Libertiamo – 08/11/2010

Chissà quanti di noi si sono mai domandati, acquistando un prodotto biologico, quanto realmente questo prodotto faccia bene alla salute e all’ambiente, ovvero quanto sia davvero meritato il prezzo maggiore che paghiamo per esso e i soldi pubblici che Stato, regioni, UE e via discorrendo destinano alla sua tutela, certificazione e promozione.In pochi, probabilmente: che un prodotto biologico sia migliore è un concetto talmente scontato che nel tempo si è trasformato in verità rivelata.

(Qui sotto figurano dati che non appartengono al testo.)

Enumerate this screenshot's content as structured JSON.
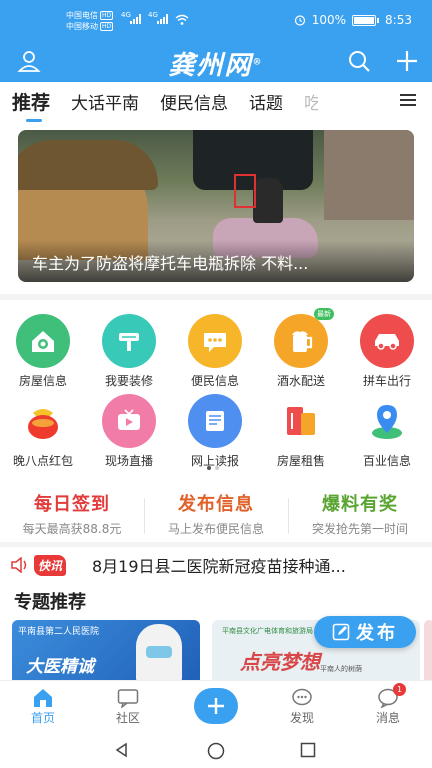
{
  "status_bar": {
    "carrier1": "中国电信",
    "carrier2": "中国移动",
    "hd": "HD",
    "net1": "4G",
    "net2": "4G",
    "battery": "100%",
    "time": "8:53"
  },
  "header": {
    "logo": "龚州网",
    "logo_mark": "®"
  },
  "tabs": [
    "推荐",
    "大话平南",
    "便民信息",
    "话题",
    "吃"
  ],
  "banner": {
    "caption": "车主为了防盗将摩托车电瓶拆除 不料..."
  },
  "grid": [
    {
      "label": "房屋信息",
      "color": "#3fbf7a",
      "icon": "house-icon"
    },
    {
      "label": "我要装修",
      "color": "#38c9b8",
      "icon": "brush-icon"
    },
    {
      "label": "便民信息",
      "color": "#f7b529",
      "icon": "chat-icon"
    },
    {
      "label": "酒水配送",
      "color": "#f5a629",
      "icon": "beer-icon",
      "badge": "最新"
    },
    {
      "label": "拼车出行",
      "color": "#ef4d4d",
      "icon": "car-icon"
    },
    {
      "label": "晚八点红包",
      "color": "#f28b24",
      "icon": "money-bag-icon"
    },
    {
      "label": "现场直播",
      "color": "#f27ca8",
      "icon": "tv-icon"
    },
    {
      "label": "网上读报",
      "color": "#4f8ff0",
      "icon": "newspaper-icon"
    },
    {
      "label": "房屋租售",
      "color": "#ef4d4d",
      "icon": "building-icon"
    },
    {
      "label": "百业信息",
      "color": "#3b8cf0",
      "icon": "map-pin-icon"
    }
  ],
  "features": [
    {
      "title": "每日签到",
      "subtitle": "每天最高获88.8元",
      "color": "#e23b3b"
    },
    {
      "title": "发布信息",
      "subtitle": "马上发布便民信息",
      "color": "#e0622b"
    },
    {
      "title": "爆料有奖",
      "subtitle": "突发抢先第一时间",
      "color": "#5aa531"
    }
  ],
  "ticker": {
    "tag": "快讯",
    "text": "8月19日县二医院新冠疫苗接种通..."
  },
  "section": {
    "title": "专题推荐"
  },
  "cards": {
    "card1_org": "平南县第二人民医院",
    "card1_title": "大医精诚",
    "card2_org": "平南县文化广电体育和旅游局",
    "card2_title": "点亮梦想",
    "card2_sub": "平南人的树荫"
  },
  "publish_button": "发布",
  "bottom_nav": [
    {
      "label": "首页",
      "icon": "home-icon"
    },
    {
      "label": "社区",
      "icon": "community-icon"
    },
    {
      "label": "发现",
      "icon": "discover-icon"
    },
    {
      "label": "消息",
      "icon": "message-icon",
      "badge": "1"
    }
  ]
}
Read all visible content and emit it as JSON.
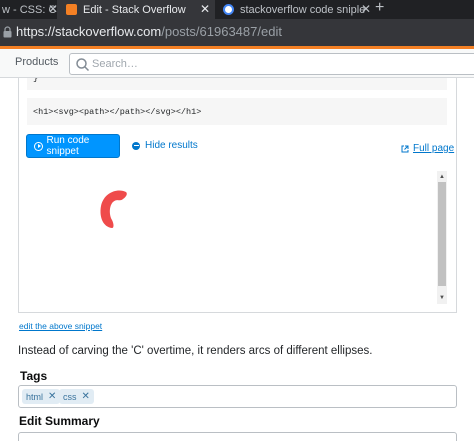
{
  "browser": {
    "tabs": [
      {
        "title": "w - CSS: C",
        "active": false
      },
      {
        "title": "Edit - Stack Overflow",
        "active": true
      },
      {
        "title": "stackoverflow code sniplet not w",
        "active": false
      }
    ],
    "new_tab_symbol": "+",
    "url_host": "https://stackoverflow.com",
    "url_path": "/posts/61963487/edit"
  },
  "topbar": {
    "products_label": "Products",
    "search_placeholder": "Search…"
  },
  "snippet": {
    "code_line_top": "}",
    "code_html": "<h1><svg><path></path></svg></h1>",
    "run_label": "Run code snippet",
    "hide_label": "Hide results",
    "full_page_label": "Full page",
    "edit_link": "edit the above snippet"
  },
  "body_text": "Instead of carving the 'C' overtime, it renders arcs of different ellipses.",
  "tags": {
    "label": "Tags",
    "items": [
      "html",
      "css"
    ]
  },
  "edit_summary": {
    "label": "Edit Summary"
  },
  "colors": {
    "accent": "#0095ff",
    "link": "#0077cc",
    "drawing": "#ef4b4b",
    "so_orange": "#f48024"
  }
}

Ma su che basi? Se lo sono chiesti all’American journal of clinical nutrition, che ha provato a fare un’antologia degli studi scientifici affidabili sulle proprietà degli alimenti biologici. Un lavorone: hanno trovato ben 98.727 pubblicazioni da esaminare. Il criterio previsto per la successiva selezione non era neanche così severo, dato che per essere considerata affidabile una pubblicazione scientifica deve rispondere al requisito minimo di essere stata sottoposta a peer review, ovvero la verifica della ricerca da parte di altri scienziati, eppure, alla fine, di 98.727 studi solo dodici (12!) hanno superato l’esame.

Questo significa che le convinzioni diffuse sulle proprietà degli alimenti biologici si fondano essenzialmente su dodici ricerche serie ma soprattutto su altre decine e decine di migliaia di pubblicazioni inattendibili, dato che alla fine del lavoro l’istituto di ricerche ha sentenziato che “da una revisione sistematica della letteratura oggi disponibile, non vi sono evidenze di effetti collegati alla salute come risultato del consumo di alimenti biologici”.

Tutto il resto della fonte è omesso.